Based on the findings of the closed items, the HEE of the examined setting was more positive but required improvement in several areas. In the present study, PHEEM scores corroborate with those reported in the literature. The overall PHEEM score (99.35 ± 22.46) was similar to that reported by BuAli et al. (100.19 ± 23.13), involving the pediatric population from 5 teaching hospitals in the western region of Saudi Arabia (23). Moreover, other local studies used PHEEM questionnaires to explore post-graduate residents from other specialties. The PHEEM score of 82.63 out of 160 reported by Al-Marshad and Alotaibi among all-specialty residents in a university hospital in Dammam, eastern Saudi Arabia, and by Khoja (M ± SD = 67.1 ± 20.1) among 101 Saudi Board Program family medicine residents, which were significantly lower than the present study (19, 20). Al Helal and Al Turki described an overall PHEEM score (86.7 ± 19.5) in a sample of 140 training family medicine residents from 4 educational hospitals in Riyadh City, with the lowest perceptions observed in the teaching domain (28). On the contrary, the PHEEM score in our study was in accordance with those reported by Alhussain et al. (98.21 ± 18.3) among urology residents training in military hospitals but higher than those reported by Binsaleh et al. (77.7 ± 16.5) in another study (21, 22). However, the perception scores in the 3 inventory domains reported by Alhussain et al. contradict our present findings.

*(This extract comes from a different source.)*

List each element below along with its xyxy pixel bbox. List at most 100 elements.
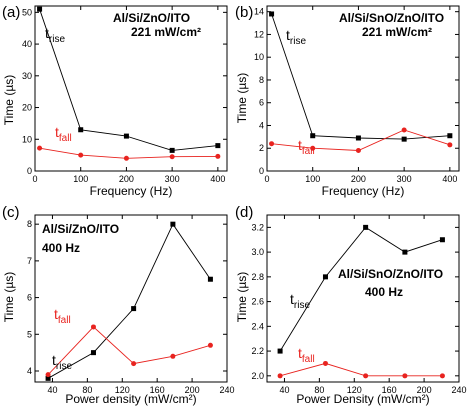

Internationally, a Greek study involving 731 training residents from 33 specialties in 83 hospitals found a mean PHEEM score of 65.76 out of 160, which correlated well with the global satisfaction score of 39.3%. Also, the perception score for social support was the highest (43.6%) (26). Another study from Argentina observed an overall PHEEM score of 106.8 ± 13.98 in 92 trainees, with 29 from the pediatrics department. Interestingly, researchers also correlated the PHEEM with burnout level, using the Maslach Burnout Inventory, and found a negative correlation of overall PHEEM score with exhaustion and depersonalization dimensions of the Maslach Burnout Inventory and a positive correlation with personal accomplishment dimension. However, these relationships were significantly stronger with the autonomy dimension of PHEEM (29). Other reports of PHEEM scores from a study conducted in the United Kingdom, Morocco, and Iran also highlight the regional disparity in perception of the clinical learning environment (25, 30, 31). However, whether the PHEEM tool enables reliable international and cross-cultural comparability is unclear; hence, comparing the scores should be interpreted cautiously outside a given setting.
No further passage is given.